I have my good & bad days. Days when inspiration is flowing out of me the moment my eyes splurge on daylight… and others when my mind fails to turn its messy thoughts into flawless texts.

Life should be more than following patterns, more than spending day-in, day-out earning money to provide and secure our families. More than dedicating all those hours in front of the mirror trying to satisfy the greedy needs of the narcissist within . Life is more than that. It should be.
But then…is it!?

Lately, I’ve been slowly running out of things that support that belief, ideas that trigger the urge to keep exploring and making sense of life to get one day to that place of  ‘unconditional happiness’.

Death has always terrified me, which I guess elucidates my great need to justify the short amount of time we’ve been granted to live. And with every passing day I find myself increasingly more anxious due to my fruitless attempts to dig out an adequate answer to why we’ve been given at all the chance to exist.

But one thing is to fear ‘death’ and another to have an eye contact with it.

It’s been more than two months since the news echoed in my head. In no time the ‘strong me’ shrunk to the size of a newborn sparrow whose world’s as big as the size of its nest.

At that point I couldn’t have possible put my head around the fact that I’d never hear her voice. And, gosh, I had so much more to hear. Our ‘life theories’ were left on hold and all we needed was time to finish them of.

I was hoping that when I see her she’d feel safe enough to open up again and let me dive into her soul. We both had secrets and we had let each other be their respective keepers.

When she dropped me off at the airport she pierced me with her big green eyes.
Tears were rolling out of mine.
‘Go conquer the world!’ she said, ‘Show’em watch you got. And hello! Never dare cry for me again’.
She grinned at me, before she gave me a hug goodbye and ran towards her car.

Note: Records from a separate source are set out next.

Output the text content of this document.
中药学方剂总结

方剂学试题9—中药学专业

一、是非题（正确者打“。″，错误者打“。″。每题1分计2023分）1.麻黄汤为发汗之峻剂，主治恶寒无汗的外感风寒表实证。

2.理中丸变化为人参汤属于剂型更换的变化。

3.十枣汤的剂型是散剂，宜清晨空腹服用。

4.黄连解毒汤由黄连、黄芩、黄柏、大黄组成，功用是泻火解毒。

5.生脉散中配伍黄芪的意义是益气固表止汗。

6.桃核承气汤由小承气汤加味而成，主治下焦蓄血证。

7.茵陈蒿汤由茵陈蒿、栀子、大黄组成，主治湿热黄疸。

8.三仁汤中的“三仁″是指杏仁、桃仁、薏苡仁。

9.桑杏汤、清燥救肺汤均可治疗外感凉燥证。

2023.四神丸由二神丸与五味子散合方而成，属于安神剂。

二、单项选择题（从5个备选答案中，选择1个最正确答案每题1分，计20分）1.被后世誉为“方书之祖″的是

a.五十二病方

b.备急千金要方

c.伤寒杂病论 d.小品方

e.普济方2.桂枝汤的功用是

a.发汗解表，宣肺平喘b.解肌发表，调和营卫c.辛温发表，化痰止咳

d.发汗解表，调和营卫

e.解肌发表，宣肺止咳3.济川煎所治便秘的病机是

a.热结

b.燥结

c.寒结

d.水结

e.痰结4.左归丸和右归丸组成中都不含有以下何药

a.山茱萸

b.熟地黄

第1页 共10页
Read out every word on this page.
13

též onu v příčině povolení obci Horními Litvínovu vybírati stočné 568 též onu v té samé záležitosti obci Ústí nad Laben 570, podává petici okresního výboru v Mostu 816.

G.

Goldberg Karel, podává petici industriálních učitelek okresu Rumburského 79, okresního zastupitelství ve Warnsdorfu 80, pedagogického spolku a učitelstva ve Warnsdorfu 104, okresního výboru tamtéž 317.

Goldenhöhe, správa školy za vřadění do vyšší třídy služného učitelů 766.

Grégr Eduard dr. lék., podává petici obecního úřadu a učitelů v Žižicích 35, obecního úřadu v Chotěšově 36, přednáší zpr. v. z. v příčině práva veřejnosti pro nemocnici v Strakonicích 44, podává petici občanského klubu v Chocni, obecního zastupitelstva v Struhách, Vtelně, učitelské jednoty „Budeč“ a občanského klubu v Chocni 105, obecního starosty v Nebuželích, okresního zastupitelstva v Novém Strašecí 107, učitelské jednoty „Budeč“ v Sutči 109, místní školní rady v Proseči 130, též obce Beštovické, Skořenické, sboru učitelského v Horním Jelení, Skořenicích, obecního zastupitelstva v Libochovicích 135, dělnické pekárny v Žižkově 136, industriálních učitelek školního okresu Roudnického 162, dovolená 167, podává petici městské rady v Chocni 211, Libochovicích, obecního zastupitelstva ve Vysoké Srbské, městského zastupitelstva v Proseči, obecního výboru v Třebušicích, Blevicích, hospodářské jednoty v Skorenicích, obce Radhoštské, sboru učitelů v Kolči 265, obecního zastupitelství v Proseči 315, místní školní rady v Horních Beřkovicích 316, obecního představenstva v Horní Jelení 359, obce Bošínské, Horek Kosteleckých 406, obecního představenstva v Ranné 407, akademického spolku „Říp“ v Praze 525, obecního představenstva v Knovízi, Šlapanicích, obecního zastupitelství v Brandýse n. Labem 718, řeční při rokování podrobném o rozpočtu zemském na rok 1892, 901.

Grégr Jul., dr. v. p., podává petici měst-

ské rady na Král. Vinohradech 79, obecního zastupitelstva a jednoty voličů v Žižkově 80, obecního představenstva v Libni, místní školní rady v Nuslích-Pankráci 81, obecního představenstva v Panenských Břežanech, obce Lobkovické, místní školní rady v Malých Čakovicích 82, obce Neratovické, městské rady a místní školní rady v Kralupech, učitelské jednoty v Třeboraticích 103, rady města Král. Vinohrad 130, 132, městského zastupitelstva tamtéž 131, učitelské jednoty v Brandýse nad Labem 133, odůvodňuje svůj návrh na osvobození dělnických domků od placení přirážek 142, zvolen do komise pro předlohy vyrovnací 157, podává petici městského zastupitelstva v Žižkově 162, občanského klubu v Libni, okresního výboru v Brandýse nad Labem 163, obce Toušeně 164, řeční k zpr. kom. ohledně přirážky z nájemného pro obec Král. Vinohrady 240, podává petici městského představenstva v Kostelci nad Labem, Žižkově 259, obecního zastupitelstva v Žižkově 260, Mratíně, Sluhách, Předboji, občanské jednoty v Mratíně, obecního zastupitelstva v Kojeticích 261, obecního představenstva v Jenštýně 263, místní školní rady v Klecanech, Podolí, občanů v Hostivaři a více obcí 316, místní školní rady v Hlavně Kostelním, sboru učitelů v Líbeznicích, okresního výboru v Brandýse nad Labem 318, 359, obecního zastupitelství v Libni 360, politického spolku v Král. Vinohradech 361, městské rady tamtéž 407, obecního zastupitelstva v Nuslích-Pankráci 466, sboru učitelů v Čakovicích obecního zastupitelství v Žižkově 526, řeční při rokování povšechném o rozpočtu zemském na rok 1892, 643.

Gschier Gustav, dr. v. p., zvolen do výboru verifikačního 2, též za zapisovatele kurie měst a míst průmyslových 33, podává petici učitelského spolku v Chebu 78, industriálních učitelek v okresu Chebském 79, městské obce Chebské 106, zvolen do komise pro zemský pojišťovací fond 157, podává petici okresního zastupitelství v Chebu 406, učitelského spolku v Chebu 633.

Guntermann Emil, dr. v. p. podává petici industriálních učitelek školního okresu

And here I’m today, almost a year after she gave me that hug, and more than two months since our conversations have taken the shape of messy incoherent monologues in my head. I talk to her every day and I imagine what she’d say back. I ask her questions and imagine the sharp & witty answers she’d be the only one to give.

When Philip and I went to Bulgaria, he was my greatest distraction. When we were walking down the streets that we more of a door to the past, I let myself see the surroundings as if, like Philip, I was wandering around that city for the first time in my life. And rather than allowing the past to painfully munch on my heart, Philip became my shield that kept me stay present and ensured that I wouldn’t get overawed by the past.

I often burst into tears.
And then all of a sudden my eyes dry out.
A sense of shock and disbelief displaces the sadness, forbidding me to accept the  truth.

I’ve read plenty of articles. In all them they give you this 5 step process of dealing with loss:

Denial and isolation

I’m far from ready to let go and let her image turn into a memory, as for what it’s worth – she’s still here, planning to surprise me with a cheeky call and fill me in on all that’s been going on.

Am I denying the past? Am I refusing to accept her decision?
But then the biggest trouble with dealing with loss is ‘self-pity’ – the inability to see and believe that I’d eventually be able to move on. To live my life with that huge empty hole and accept that that’s how it’s gonna be from now on.
I keep asking questions, blaming myself and wondering whether the past could have been changed.
Pretty self-centred thoughts if you ask me. Thoughts that can be no longer prolonged. That’s not about me. It’s about her and that’s how it should be.

And then I can’t help but remember the warmth of her eyes and the firmness of her voice ‘Never dare cry for me – Ever’.
Sympathy – she saw as offending.
As something rather condescending.
And you know?
To stop crying means to keep denying the truth & let her be here, let her be now & forever alive.

1 kommentar

  • Beautiful post. Sadly I don’t think there’s an answer. Life is struggling on, you think you’re used to grief and then out of nowhere it jumps out again.